We are no longer talking about changing single teams of software developers but about building agile companies. We are advocating flat hierarchies, management by peer, role- and context-based responsibilities, planning on the fly in a vertical manner and much more. We want the co-located, cross-functional team but fail to take HR with us and thus try to build teams on inflexible and too slow processes for people development. So we get them on board and call it agile HR - I still find it hard to pronounce that out loud. Then there is the gap to sales which is still selling fixed scope, fixed time projects to customers expecting exactly these kind of projects. So we apply a fast act-sense-respond principle and products-over-projects mindsets to sales and marketing and integrate them closer into our development teams. Now everything is somehow controlled and tied in to finance and budgeting, arguably one of the facets of a company that is perceived as distinctively un-agile. No problem, we agilize the middle management, throw away all those layers of reporting and create a lean-startup structure in the company. And suddenly we’re talking about completely reorganizing and restructuring companies, something traditionally done by C-Level executives and not by up-start developers with a fancy title.

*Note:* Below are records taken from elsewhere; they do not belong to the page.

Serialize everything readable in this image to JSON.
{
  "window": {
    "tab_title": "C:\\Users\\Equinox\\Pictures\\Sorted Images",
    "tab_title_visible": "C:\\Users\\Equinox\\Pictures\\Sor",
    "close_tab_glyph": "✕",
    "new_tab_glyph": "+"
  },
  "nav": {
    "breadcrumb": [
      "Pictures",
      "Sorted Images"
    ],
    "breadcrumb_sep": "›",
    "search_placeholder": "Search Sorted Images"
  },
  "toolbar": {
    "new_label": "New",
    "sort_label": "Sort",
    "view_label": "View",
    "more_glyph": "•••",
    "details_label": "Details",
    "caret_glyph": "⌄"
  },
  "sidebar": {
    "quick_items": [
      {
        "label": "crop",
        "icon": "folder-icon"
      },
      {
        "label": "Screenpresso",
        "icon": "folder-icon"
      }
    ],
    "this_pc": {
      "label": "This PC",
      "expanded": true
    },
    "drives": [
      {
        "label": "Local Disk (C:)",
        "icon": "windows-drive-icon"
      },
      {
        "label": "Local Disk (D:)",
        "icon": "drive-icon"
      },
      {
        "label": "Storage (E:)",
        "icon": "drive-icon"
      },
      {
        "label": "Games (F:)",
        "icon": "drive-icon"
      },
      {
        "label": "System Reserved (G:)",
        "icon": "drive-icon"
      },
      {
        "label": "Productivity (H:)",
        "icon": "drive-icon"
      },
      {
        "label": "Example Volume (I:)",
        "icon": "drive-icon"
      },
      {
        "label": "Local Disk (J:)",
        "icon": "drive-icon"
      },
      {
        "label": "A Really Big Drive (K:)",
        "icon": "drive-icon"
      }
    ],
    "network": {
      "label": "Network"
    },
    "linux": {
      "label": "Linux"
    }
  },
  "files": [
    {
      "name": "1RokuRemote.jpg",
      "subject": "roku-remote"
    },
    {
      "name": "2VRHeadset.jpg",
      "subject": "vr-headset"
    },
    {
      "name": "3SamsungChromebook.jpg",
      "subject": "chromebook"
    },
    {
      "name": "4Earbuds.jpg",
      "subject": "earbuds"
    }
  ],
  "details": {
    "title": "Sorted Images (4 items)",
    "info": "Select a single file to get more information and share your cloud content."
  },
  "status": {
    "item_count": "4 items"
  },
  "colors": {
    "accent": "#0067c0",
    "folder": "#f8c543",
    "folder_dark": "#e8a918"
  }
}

And yet we task a “scrum master” with it. A good thing, however with a title very unfitting for work on that level. Let’s call this position at least “agile coach”, but maybe we should go even further an call these roles “Change Champions”, “Chief Change Officers” or “Company Transformation Experts”. This might help with moving us coaches out of (software-) development and into the other circles of a company. And while we’re on it, let’s call it “modern company culture” and treat “agile development” as a subset of it, which helps us to go there.
Does renaming really help? Yes and no. “No” - because having a clear label like scrum, kanban or SAFe makes it easier to introduce those things, partly because the abundance of information that can be found to each of these topics. And “Yes” - because having it propely named helps us to manage the expectations better from the beginning, by taking away the bias of it being methods only fitting for (software-)development. Additionally it would be a great marketing tool, because which company does not want to be a “modern” company?
Coaching is a lot about wrapping a goal into the right words for the right ears at the right time. But it is also high time that we start selling accordingly. Yes, we should keep using the word agile, as it still helps us defining where we want to go, but maybe we should use if as a subset of this “modern company culture”. And when we do that make it clear from the beginning that we aim at transformations deeper than just changing how software is developed.